Wednesday 14 June 2023

DFS 230 Glider


I was looking through some of the models for the many, many incomplete projects I've started over the years, and found the bits that I began for Crete. That was never very successful, as I don't have access to any 15mm early-war Fallschirmjager, mainly due to the cost of postage these days. I thought I could proxy them with some PSC plastic late war paras, but I never did anything about that.

However, one thing I can do something about right now is my parlous lack of gliders, so I put together a 1:144 DFS 230 in Blender that should print pretty reliably on my Ender 3 FDM printer. Hopefully.

I'll probably split it up for printing, though I haven't yet decided exactly how I'll go about that. The most straightforward method is just to split it longitudinally and print it in two halves, but those wings are very long and I've started having occasional issues with taller models becoming detached from the print platen.

We shall see.

Test Print

I printed this with the model split longitudinally, which gave me good results with the wings and tail planes, but the layer lines are very apparent on the fuselage. A decent paint job could disguise some of that, but it really needs quite a bit of filling and sanding.

The figures at back are Battlefront 15mm desert Brits — 15mm is the scale I'd be using the model with, but I don't have any Fallschirmjager yet to go with the glider. The figures in front are a 10mm (1:150 scale) Bren team I printed in resin on my Mars Pro; they're much closer to being in scale with the glider.

Split version 1:
Straightforward, but printing artifacts on the fuselage are problematic.

Split version 2:
More faffing about with assembly, but smoother printing results overall.

I was struck by how tiny the DFS-230 was compared with the Horsa, or even the Hadrian/Waco. It carried just 9 men (plus the pilot), even with so few it was pretty cramped.

Saturday 10 June 2023

FDG Goblin King Kitbash


Fat Dragon Games recently had a Kickstarter for a whole heapin' helpin' of new STLs, among which is a tribe of diminutive goblinish critters.

Their king is provided with a throne, as shown here, but not with any option for him to actually sit on his throne.

So I got to work with the STLs and kitbashed one together.

I didn't change the king's pose much at all. I just cut his legs off, separated them and re-sited them.

I had to give him a new pair of knees and a new kirtle, but the most labour-intensive part of the process was in removing the remains of the old base from under his feet.

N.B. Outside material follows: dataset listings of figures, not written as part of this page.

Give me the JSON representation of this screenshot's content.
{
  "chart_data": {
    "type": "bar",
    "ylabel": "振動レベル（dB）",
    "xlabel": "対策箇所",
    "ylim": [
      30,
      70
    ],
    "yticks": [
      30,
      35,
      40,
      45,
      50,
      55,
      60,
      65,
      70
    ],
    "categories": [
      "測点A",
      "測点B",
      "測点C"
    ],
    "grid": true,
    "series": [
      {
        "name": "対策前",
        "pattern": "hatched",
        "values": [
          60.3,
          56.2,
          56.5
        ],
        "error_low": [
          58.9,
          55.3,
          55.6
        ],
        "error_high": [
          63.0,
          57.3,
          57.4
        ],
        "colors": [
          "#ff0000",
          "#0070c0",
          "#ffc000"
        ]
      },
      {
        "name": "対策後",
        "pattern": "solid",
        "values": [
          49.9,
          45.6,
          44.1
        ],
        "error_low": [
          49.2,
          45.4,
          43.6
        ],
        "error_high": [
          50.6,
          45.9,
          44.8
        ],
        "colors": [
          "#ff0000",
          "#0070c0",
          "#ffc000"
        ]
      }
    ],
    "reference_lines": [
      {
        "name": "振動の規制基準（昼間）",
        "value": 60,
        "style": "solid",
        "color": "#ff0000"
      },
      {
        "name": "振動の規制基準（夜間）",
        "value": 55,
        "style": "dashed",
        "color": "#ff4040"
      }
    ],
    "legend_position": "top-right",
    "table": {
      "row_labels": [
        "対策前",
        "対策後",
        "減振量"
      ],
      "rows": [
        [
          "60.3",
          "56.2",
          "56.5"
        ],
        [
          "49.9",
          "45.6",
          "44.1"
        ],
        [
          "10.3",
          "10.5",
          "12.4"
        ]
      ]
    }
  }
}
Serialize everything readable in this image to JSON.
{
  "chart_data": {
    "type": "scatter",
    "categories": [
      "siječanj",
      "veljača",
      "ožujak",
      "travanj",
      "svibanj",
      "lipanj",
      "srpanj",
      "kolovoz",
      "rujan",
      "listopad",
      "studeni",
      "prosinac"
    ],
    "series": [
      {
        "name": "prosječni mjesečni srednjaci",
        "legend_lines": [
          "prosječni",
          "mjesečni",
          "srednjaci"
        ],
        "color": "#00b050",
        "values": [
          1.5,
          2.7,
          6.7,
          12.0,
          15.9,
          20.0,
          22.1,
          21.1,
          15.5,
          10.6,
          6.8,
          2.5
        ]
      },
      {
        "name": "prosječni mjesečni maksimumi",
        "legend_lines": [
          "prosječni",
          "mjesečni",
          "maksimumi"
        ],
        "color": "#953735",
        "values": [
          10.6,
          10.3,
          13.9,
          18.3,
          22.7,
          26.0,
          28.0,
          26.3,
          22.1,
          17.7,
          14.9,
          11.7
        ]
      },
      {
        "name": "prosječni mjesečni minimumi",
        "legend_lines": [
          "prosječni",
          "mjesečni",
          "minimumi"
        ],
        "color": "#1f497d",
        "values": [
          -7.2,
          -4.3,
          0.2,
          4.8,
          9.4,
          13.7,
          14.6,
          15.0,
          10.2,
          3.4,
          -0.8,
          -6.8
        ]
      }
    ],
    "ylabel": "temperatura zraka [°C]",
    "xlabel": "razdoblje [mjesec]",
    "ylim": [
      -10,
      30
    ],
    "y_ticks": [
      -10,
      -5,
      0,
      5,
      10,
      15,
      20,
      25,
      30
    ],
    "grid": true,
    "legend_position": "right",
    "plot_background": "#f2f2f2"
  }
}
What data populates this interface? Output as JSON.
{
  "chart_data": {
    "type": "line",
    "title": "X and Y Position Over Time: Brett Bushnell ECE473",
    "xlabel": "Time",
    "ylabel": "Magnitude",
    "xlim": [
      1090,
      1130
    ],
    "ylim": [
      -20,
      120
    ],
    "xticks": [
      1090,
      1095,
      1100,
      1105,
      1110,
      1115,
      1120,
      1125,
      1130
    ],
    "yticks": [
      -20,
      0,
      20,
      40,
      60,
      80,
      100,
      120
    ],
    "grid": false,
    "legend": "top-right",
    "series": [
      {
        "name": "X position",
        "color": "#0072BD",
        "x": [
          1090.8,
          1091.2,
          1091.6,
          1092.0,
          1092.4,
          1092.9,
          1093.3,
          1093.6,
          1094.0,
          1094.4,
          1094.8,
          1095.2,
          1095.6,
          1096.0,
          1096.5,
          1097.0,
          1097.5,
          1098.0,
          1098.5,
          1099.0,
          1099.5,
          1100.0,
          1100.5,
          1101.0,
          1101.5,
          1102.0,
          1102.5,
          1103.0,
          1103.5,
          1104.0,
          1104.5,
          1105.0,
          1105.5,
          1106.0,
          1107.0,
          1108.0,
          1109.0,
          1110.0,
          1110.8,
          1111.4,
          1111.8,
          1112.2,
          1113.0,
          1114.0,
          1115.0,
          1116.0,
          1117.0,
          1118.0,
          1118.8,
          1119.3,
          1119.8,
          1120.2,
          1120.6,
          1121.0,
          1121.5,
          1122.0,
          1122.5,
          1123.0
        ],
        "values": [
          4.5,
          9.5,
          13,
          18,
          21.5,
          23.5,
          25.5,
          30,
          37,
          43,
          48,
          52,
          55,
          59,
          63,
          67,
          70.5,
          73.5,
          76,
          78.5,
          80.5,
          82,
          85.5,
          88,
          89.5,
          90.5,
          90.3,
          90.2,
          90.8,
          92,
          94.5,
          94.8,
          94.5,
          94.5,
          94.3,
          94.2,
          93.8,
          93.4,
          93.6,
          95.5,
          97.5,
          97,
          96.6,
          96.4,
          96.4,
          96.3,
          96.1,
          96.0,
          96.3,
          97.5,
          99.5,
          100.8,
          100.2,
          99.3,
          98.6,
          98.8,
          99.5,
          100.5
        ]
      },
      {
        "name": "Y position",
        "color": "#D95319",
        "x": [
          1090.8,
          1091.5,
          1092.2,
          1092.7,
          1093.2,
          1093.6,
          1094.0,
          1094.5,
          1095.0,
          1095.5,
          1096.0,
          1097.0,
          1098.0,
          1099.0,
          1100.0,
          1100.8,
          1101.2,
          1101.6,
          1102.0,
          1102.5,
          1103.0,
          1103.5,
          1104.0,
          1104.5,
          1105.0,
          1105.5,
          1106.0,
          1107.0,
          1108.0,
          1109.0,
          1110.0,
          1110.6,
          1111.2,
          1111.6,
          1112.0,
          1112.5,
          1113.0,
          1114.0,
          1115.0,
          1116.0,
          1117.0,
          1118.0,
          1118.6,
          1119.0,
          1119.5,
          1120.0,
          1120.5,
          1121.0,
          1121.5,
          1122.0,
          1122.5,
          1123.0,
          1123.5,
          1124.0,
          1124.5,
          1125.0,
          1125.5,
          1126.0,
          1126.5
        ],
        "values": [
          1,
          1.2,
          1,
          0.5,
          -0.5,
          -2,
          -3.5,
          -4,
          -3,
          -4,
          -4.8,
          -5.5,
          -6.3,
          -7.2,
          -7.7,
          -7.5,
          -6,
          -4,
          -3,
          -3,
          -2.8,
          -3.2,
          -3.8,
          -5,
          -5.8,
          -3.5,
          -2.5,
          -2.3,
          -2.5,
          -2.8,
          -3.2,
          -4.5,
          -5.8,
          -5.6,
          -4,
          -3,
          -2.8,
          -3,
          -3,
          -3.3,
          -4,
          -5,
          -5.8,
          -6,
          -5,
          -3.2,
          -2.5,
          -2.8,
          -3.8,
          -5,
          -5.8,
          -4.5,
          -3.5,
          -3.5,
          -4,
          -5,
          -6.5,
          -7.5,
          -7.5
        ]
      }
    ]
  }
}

That became a lot easier after I discovered the box trim and lasso trim brushes in Blender's sculpt mode, but it was still something of a grind: my computer is five or six years at least out of date, and with a puny 16GB of RAM I had to be sure to save after each and every cut to be sure that I didn't lose too much in the event of an out-of-memory crash.

I printed the new king enthroned twice, once in resin, and once in FDM using Tom Tullis' latest miniatures profile for Cura 5.x and a 0.4mm nozzle (with tree supports added).

To be honest, there's not a lot to choose between them, and at tabletop distances I think most people would find it a challenge to distinguish them.

The resin model has better definition of his toes, but I think that's mainly because the FDM supports under his feet detached from the build plate, and the feet ended up having to print in mid-air. Considering that, I think they actually printed surprisingly well.